Bir başka yayıncı daha özür dilemiş.
Peki, bunlar yeter mi? O iftiralara karşı gerçekleri anlatan bir yayın yapılmadıkça hayır.
Bediüzzaman’ın “şefkatli sultan” dediği Abdülhamid’in dönemindeki istibdat uygulamalarını ve hafiyelik sistemini eleştirdiği, ama 31 Mart isyanına karşı çıkıp isyancıları vazgeçirmeye çalıştığı, divan-ı harb-i örfîde yargılanıp beraat ettiği; Nur Talebelerinin de Üstadın altını çizdiği ölçülerle ve Yeni Asya’nın yürüdüğü çizgide her zaman demokrasiyi, adaleti, hak ve hürriyetleri savundukları; (27 Mayıs, 12 Mart, 12 Eylül, 28 Şubat ve 15-20 Temmuz dahil) bütün darbelere karşı çıktıkları; Said Nursî ve talebelerinin her hal ve şartta fitne ve anarşiyi reddederek asayişin manevî muhafızları oldukları gibi gerçeklerin anlatılmasına imkân verecek bir yayın...
Yaparlar mı, göreceğiz.
A Haber’in, diğer iktidar tetikçisi refikleriyle birlikte bu süreçte daha nice iftiraya imza atarak nice masum insanın hayatını karartan yayınlar yaptığı da herkesin bildiği bir husus.

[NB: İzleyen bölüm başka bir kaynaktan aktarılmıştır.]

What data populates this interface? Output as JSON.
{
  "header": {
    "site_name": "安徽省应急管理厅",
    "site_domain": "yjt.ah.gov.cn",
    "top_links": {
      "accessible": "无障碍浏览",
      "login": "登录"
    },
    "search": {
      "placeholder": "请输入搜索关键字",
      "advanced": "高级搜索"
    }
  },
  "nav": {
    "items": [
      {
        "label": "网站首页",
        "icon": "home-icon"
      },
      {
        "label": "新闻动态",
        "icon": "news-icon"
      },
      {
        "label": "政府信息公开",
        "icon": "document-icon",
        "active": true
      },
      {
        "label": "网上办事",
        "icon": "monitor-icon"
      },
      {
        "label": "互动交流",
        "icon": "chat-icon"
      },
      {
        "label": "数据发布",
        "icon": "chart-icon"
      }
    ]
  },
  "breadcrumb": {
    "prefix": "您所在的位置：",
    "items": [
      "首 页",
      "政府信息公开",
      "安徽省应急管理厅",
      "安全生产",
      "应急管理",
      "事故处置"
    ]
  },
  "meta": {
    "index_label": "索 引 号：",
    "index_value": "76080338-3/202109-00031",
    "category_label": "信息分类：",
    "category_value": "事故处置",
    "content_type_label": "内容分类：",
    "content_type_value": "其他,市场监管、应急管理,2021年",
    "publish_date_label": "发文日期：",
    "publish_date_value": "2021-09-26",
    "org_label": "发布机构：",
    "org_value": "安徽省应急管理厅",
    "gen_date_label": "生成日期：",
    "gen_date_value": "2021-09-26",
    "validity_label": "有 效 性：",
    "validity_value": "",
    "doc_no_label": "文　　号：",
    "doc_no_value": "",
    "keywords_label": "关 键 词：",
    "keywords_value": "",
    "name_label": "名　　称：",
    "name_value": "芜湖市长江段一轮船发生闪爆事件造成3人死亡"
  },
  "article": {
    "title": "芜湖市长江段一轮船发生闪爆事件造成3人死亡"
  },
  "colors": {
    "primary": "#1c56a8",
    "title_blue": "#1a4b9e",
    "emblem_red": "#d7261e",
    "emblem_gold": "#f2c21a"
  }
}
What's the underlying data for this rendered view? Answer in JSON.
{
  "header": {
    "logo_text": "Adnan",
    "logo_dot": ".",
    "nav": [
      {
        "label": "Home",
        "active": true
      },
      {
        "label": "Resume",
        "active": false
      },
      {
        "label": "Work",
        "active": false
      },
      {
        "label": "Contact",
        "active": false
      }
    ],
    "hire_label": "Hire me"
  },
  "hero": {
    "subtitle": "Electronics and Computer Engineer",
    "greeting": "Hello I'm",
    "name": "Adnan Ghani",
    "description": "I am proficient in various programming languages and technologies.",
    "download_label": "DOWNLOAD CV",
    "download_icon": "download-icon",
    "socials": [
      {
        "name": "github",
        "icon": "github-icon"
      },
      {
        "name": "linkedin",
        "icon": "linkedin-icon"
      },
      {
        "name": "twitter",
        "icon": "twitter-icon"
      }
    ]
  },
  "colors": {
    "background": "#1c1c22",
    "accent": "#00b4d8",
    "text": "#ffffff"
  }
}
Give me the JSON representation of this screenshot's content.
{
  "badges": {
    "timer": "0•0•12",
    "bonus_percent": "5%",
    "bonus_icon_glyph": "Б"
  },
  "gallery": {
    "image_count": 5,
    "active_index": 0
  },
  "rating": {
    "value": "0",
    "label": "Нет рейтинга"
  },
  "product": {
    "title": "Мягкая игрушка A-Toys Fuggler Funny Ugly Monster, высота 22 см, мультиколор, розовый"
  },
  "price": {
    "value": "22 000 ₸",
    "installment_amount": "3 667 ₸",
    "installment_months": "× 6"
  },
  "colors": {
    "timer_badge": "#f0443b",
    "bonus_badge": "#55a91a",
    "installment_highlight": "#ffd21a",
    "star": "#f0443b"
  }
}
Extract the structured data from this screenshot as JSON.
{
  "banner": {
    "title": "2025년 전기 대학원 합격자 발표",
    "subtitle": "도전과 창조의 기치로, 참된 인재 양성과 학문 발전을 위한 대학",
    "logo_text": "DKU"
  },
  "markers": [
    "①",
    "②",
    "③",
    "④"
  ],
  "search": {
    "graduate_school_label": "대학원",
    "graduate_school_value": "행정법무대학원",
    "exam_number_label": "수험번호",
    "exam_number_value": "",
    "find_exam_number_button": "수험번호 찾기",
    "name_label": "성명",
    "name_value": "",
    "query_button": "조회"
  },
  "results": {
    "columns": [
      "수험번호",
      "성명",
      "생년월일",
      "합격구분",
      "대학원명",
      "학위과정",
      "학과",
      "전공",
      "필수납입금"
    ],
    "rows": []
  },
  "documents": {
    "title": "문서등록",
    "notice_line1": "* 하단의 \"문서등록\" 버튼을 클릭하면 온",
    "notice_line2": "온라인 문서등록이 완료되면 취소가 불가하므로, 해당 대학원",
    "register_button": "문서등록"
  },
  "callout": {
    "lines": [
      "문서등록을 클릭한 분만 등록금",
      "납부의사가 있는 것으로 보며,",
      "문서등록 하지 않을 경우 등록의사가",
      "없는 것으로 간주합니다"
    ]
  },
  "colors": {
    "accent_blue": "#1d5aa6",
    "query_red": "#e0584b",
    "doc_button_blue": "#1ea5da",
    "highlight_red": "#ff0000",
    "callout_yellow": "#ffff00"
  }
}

Yeni Asya’yı ve şahsımızı hedef alan iftira, kara propaganda niteliğindeki yayınları da.
Onlar da öylesine lâf olsun kabilinden değil, gerçek anlamda özür ve telâfi bekliyor.
Tabiî, işin hukukî hesaplaşma faslı ayrı.
Hazır, helalleşme gündemde iken A Haber ve iktidar medyası bunları da düşünmeli.